Er. make that I seem to recall that none was light-haired.
Adrian, here's the passage in question, from Chapter 157 of Njal's Saga:
"Thorstein Hallsson stopped running while the others were fleeing, and tied up his shoe-thong. Kerthjalfad asked him why he was not running.
"`Because,' said Thorstein, `i cannot reach home tonight, for my home is out in Iceland.'
"Kerthjalfad spared his life."
And, a few lines later:
"The boy Tadk threw up an arm to protect Brian, but the sword cut off the arm and the king's head. The king's blood spilled over the stump of the boy's arm, and the wound healed at once."
Quite a king.
I've read biographies of Hammett and never found him to be a particularly educated man in his early years; he DID become well-read as his writing career flourished and his social circles expanded to other writers, Lillian Hillman & Nell Martin in particular, but his inspiration came from his work as a private investigator for Pinkertons and reading detective fiction produced at the time; Nordic sagas were outside his frame of reference.
I suspect Škvorecký's passage--which, after all, occurs in a novel and not in a critical discussion of Hammett--was whimsical, a joyful exercise in imagination as well as a comment on Hammett's laconic style and that of the sagas. I believe Škvorecký was teaching at a university when he wrote the book, so the passage may also poke fun at some academics' tendency to find what they are looking for, whether it is present or not.

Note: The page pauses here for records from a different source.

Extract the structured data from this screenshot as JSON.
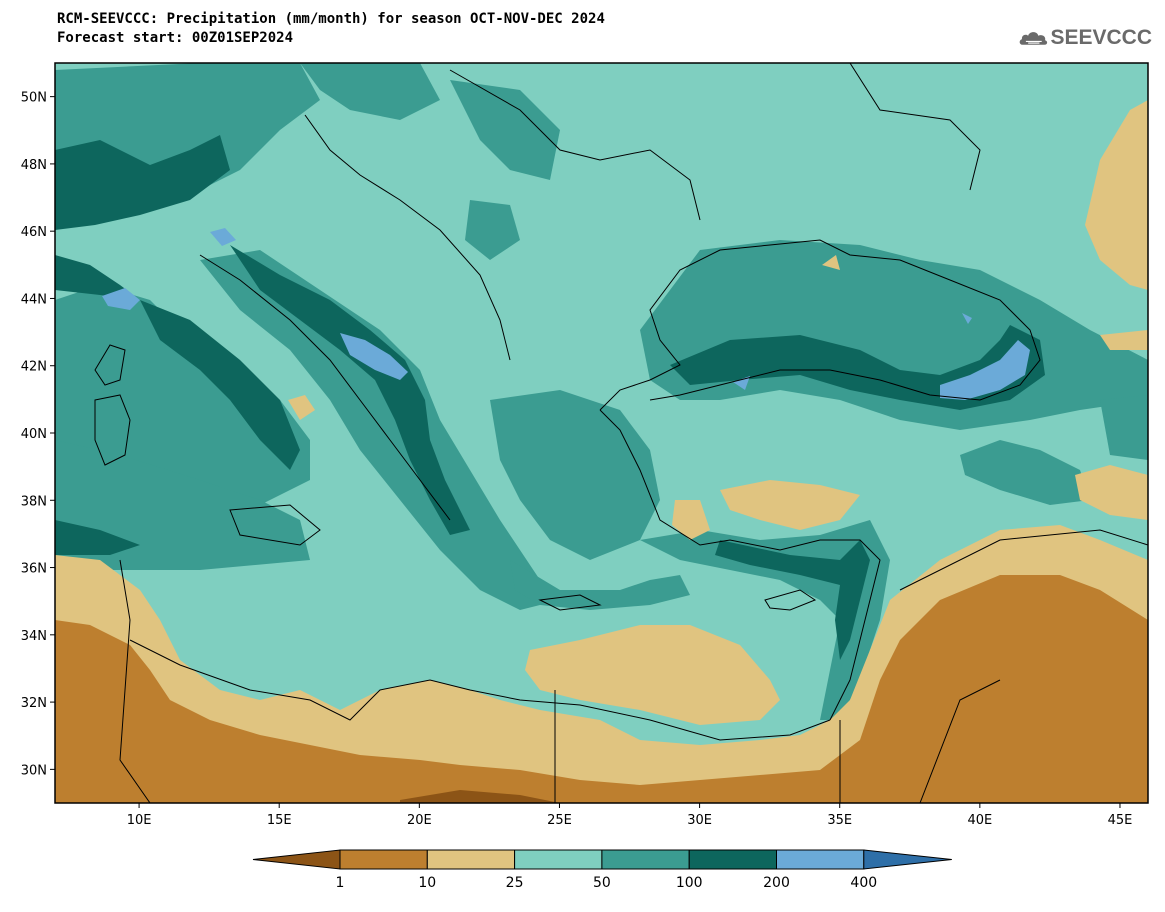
{
  "header": {
    "title": "RCM-SEEVCCC: Precipitation (mm/month) for season OCT-NOV-DEC 2024",
    "subtitle": "Forecast start: 00Z01SEP2024"
  },
  "logo": {
    "text": "SEEVCCC",
    "icon": "cloud-icon"
  },
  "map": {
    "lon_range": [
      7,
      46
    ],
    "lat_range": [
      29,
      51
    ],
    "lon_ticks": [
      "10E",
      "15E",
      "20E",
      "25E",
      "30E",
      "35E",
      "40E",
      "45E"
    ],
    "lat_ticks": [
      "50N",
      "48N",
      "46N",
      "44N",
      "42N",
      "40N",
      "38N",
      "36N",
      "34N",
      "32N",
      "30N"
    ]
  },
  "colorbar": {
    "labels": [
      "1",
      "10",
      "25",
      "50",
      "100",
      "200",
      "400"
    ],
    "colors": [
      "#8c5416",
      "#bd7f2f",
      "#e0c480",
      "#7fcfc0",
      "#3b9c91",
      "#0d665d",
      "#6baad8",
      "#2e6fa8"
    ]
  }
}
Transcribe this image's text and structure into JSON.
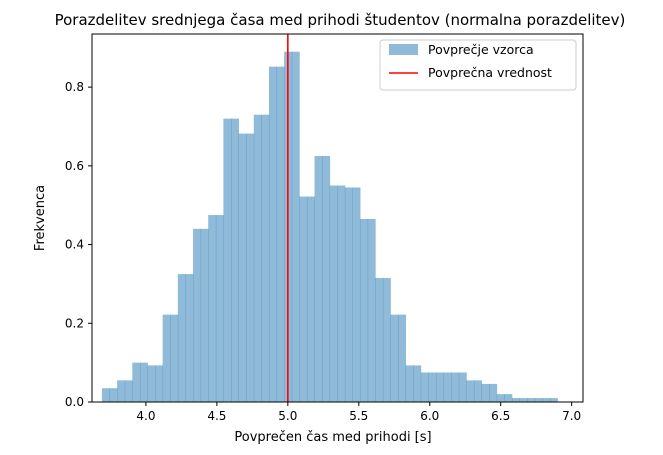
{
  "chart_data": {
    "type": "bar",
    "title": "Porazdelitev srednjega časa med prihodi študentov (normalna porazdelitev)",
    "xlabel": "Povprečen čas med prihodi [s]",
    "ylabel": "Frekvenca",
    "xlim": [
      3.62,
      7.08
    ],
    "ylim": [
      0,
      0.935
    ],
    "xticks": [
      "4.0",
      "4.5",
      "5.0",
      "5.5",
      "6.0",
      "6.5",
      "7.0"
    ],
    "xtick_values": [
      4.0,
      4.5,
      5.0,
      5.5,
      6.0,
      6.5,
      7.0
    ],
    "yticks": [
      "0.0",
      "0.2",
      "0.4",
      "0.6",
      "0.8"
    ],
    "ytick_values": [
      0.0,
      0.2,
      0.4,
      0.6,
      0.8
    ],
    "grid": false,
    "legend_position": "top-right",
    "series": [
      {
        "name": "Povprečje vzorca",
        "kind": "histogram",
        "color": "#1f77b4",
        "alpha": 0.5,
        "bin_edges": [
          3.69,
          3.744,
          3.797,
          3.851,
          3.904,
          3.958,
          4.011,
          4.065,
          4.118,
          4.172,
          4.225,
          4.279,
          4.332,
          4.386,
          4.439,
          4.493,
          4.546,
          4.6,
          4.653,
          4.707,
          4.76,
          4.814,
          4.867,
          4.921,
          4.974,
          5.028,
          5.081,
          5.135,
          5.188,
          5.242,
          5.295,
          5.349,
          5.402,
          5.456,
          5.509,
          5.563,
          5.616,
          5.67,
          5.723,
          5.777,
          5.83,
          5.884,
          5.937,
          5.991,
          6.044,
          6.098,
          6.151,
          6.205,
          6.258,
          6.312,
          6.365,
          6.419,
          6.472,
          6.526,
          6.579,
          6.633,
          6.686,
          6.74,
          6.793,
          6.847,
          6.9
        ],
        "heights": [
          0.035,
          0.035,
          0.055,
          0.055,
          0.1,
          0.1,
          0.093,
          0.093,
          0.222,
          0.222,
          0.325,
          0.325,
          0.44,
          0.44,
          0.475,
          0.475,
          0.72,
          0.72,
          0.682,
          0.682,
          0.73,
          0.73,
          0.852,
          0.852,
          0.89,
          0.89,
          0.522,
          0.522,
          0.625,
          0.625,
          0.55,
          0.55,
          0.545,
          0.545,
          0.465,
          0.465,
          0.315,
          0.315,
          0.222,
          0.222,
          0.093,
          0.093,
          0.075,
          0.075,
          0.075,
          0.075,
          0.075,
          0.075,
          0.055,
          0.055,
          0.046,
          0.046,
          0.02,
          0.02,
          0.01,
          0.01,
          0.01,
          0.01,
          0.01,
          0.01
        ]
      },
      {
        "name": "Povprečna vrednost",
        "kind": "vline",
        "color": "#ff0000",
        "x": 5.0
      }
    ]
  }
}
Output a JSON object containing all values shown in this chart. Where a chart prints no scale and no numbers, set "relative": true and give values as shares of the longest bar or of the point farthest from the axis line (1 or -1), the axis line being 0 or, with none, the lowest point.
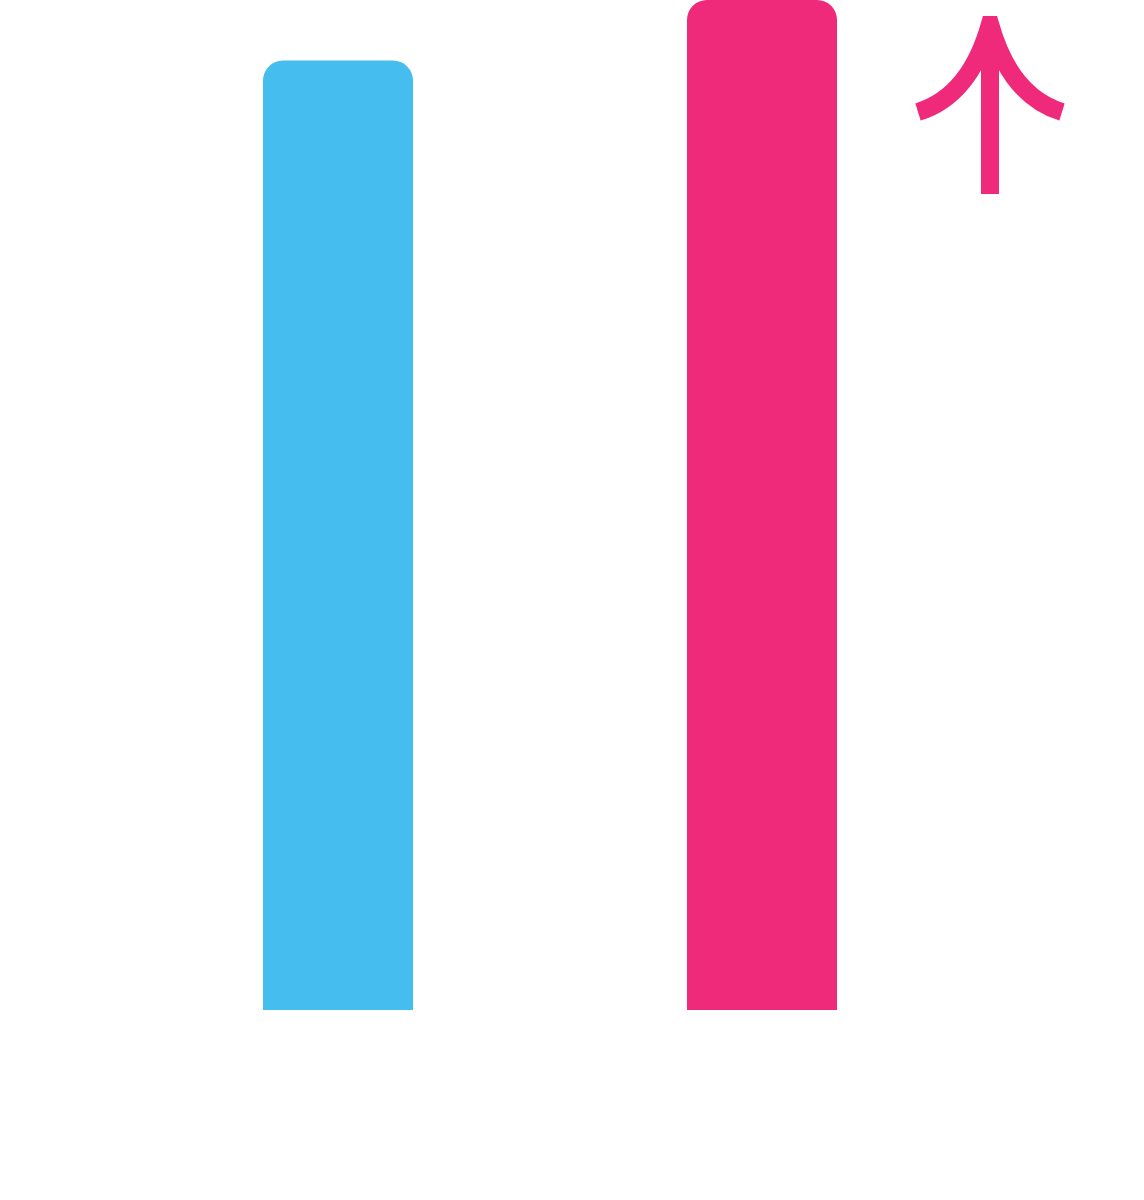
{
  "chart_data": {
    "type": "bar",
    "relative": true,
    "categories": [
      null,
      null
    ],
    "values": [
      0.94,
      1
    ],
    "colors": [
      "#45bdee",
      "#ef2a7a"
    ]
  }
}
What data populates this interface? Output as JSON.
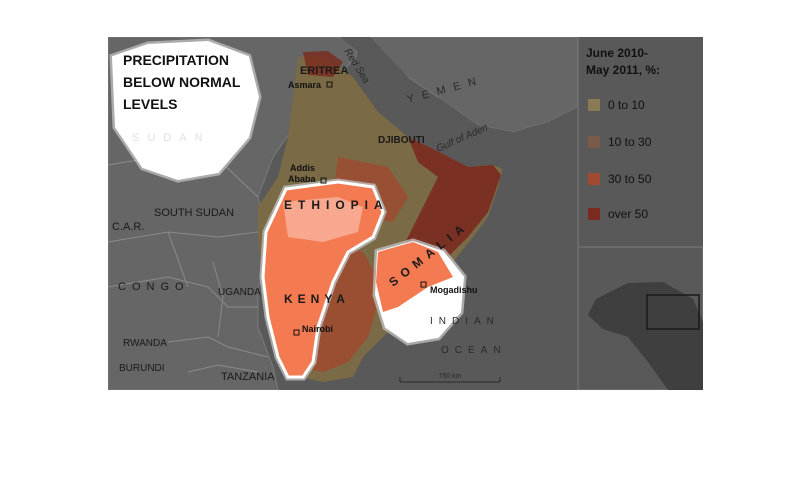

If it gets a Hammett reader to look up the sagas, or vice versa, so much the better.
Comicbooksrehab:
I transpires that the Viking/Hammett reference may not be entirely whimsical. Here's a note I received from a friend who is reading a new biography of Hammett:
"On p. 32, Cline notes that Hammett's apt on Eddy St was four blocks from the public library, `...where H read Anatole France, Flaubert, ancient Icelandic sagas, and other works from Aristotle to Henry James...'
"She doesn't substantiate this with a note (she makes a number of unsubstantiated claims in her psychological autopsy of Hammett) but if true it may have as its source some of the Hammett letters and other documentation that came to light post publication of Layman's bio and the Letters volume. It would be great to have a revised edition of the latter with this new material."